An hour’s walking brought them around the foot of another mountain and into a valley where the road divided before a projecting buttress of rock. A teetering sign-post stood at the fork. With some trouble, and after getting himself immersed to the knees in the ditch, Murray managed to reach it and straining his eyes in the starlight, made out what it said. “THIS WAY TO HAMILTON’S CHICKEN DINNERS. 1 MILE” it read. With a snort of disgust he hurled the deceitful guidepost into the ditch and joined the others.

“Toss a coin,” someone suggested. No coins. A knife was flipped up instead. It fell heads and in accordance with its decision they took the road to the right. It led them along beside the stream for a while, then parted company with it and began to climb, and they soon found themselves at the crest of the hill. The night had become darker and darker, clouding over. But for the road they would have been completely lost. Finally, after skirting the hillcrest for a distance, the road dipped abruptly, and as it did so, they passed out of the forest into a region cleared but not cultivated, with numerous close-cut stumps coming right to the roadside.

“But for the fact that it’s a long ways away,” remarked Sherman, “I would say that this was the district around the Lassan headquarters.”

“What makes you think it’s a long ways away?” asked Gloria. “Do you know where we are? Neither do I.”

“By the nine gods of Clusium, I believe that’s it, at that!” said Sherman suddenly as the road turned past a place where a long scar of earth ran up the hillside, torn and blackened. “Look--that looks exactly like the result of one of our gravity-beam shots! And there--isn’t that the door?”

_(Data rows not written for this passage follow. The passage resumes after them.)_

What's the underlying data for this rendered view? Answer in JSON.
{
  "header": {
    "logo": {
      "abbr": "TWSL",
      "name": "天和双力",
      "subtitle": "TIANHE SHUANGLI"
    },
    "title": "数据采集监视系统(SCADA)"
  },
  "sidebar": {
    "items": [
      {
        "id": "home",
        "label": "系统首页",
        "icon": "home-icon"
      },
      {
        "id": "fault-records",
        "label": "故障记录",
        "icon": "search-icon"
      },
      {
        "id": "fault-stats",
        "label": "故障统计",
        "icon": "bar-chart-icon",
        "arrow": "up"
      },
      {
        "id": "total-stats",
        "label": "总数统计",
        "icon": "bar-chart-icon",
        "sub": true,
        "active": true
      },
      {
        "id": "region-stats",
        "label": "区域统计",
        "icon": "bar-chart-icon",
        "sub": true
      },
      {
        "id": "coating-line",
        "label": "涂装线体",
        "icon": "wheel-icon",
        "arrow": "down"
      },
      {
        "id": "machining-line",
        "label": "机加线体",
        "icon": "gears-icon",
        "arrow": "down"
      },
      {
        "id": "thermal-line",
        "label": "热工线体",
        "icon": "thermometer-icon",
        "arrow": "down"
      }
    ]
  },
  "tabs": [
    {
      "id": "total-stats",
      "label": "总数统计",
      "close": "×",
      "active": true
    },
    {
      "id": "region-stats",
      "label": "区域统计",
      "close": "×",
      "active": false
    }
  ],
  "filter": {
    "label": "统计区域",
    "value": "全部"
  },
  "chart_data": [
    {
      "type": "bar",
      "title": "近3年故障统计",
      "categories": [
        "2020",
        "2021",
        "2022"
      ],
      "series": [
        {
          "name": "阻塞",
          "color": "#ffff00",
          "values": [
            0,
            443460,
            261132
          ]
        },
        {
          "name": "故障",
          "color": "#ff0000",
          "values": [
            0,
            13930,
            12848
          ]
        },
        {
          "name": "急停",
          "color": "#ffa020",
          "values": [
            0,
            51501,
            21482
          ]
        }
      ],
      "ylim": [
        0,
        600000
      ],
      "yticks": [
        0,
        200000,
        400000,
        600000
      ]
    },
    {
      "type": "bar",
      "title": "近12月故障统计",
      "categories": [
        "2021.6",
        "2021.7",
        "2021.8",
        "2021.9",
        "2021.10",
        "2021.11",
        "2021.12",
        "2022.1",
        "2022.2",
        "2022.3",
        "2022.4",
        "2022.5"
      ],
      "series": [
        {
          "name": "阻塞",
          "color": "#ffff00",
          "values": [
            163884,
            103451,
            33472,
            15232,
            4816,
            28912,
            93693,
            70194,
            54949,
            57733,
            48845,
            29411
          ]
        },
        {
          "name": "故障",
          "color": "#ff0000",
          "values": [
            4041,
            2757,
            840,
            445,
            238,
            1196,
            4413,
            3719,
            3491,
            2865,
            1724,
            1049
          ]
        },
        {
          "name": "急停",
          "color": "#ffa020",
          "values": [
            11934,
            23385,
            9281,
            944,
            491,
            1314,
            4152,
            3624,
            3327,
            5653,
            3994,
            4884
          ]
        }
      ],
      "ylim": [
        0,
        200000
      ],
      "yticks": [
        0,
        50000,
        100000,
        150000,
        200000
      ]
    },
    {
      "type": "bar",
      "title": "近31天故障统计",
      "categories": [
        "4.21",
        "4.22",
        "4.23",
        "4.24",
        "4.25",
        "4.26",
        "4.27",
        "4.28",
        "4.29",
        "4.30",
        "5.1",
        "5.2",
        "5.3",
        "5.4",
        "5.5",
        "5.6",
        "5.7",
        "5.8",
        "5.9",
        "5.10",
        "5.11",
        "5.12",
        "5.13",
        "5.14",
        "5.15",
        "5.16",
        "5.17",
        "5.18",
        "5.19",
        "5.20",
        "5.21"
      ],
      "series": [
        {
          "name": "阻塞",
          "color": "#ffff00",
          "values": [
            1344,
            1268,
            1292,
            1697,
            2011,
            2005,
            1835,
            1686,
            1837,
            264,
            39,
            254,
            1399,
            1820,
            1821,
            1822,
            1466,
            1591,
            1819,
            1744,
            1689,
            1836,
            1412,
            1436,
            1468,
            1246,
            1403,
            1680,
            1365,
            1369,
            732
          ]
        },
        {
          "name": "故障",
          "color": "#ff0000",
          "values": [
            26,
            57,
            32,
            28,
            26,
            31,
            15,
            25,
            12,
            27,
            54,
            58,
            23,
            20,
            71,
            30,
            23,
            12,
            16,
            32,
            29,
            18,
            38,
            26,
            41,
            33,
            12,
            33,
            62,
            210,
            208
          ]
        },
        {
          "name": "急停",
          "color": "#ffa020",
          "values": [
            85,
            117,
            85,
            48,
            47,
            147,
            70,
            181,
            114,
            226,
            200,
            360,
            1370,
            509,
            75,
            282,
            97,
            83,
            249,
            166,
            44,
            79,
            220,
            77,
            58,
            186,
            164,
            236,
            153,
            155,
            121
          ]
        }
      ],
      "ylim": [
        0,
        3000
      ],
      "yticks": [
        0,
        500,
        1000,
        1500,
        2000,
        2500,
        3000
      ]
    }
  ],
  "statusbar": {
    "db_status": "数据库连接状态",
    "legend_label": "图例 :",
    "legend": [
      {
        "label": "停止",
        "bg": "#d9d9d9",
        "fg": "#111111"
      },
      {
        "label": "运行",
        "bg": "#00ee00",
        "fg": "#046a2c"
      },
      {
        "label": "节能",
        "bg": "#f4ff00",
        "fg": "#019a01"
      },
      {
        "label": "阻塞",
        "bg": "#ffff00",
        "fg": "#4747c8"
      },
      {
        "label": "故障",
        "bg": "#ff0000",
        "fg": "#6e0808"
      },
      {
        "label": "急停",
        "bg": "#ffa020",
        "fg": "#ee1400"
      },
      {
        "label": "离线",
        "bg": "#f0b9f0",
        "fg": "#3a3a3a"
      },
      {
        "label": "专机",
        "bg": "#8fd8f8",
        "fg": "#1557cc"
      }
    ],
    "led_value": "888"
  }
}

They were on the hillside now, directly above the place he had indicated. From above and in the darkness it appeared as a cliff, breaking down rapidly to the valley, but Sherman led them to one side, straight down the hill and in another moment they were at its base. The great door through which the green balls had poured out that evening stood before them, a mighty arch reaching up into the dimness--and it was open.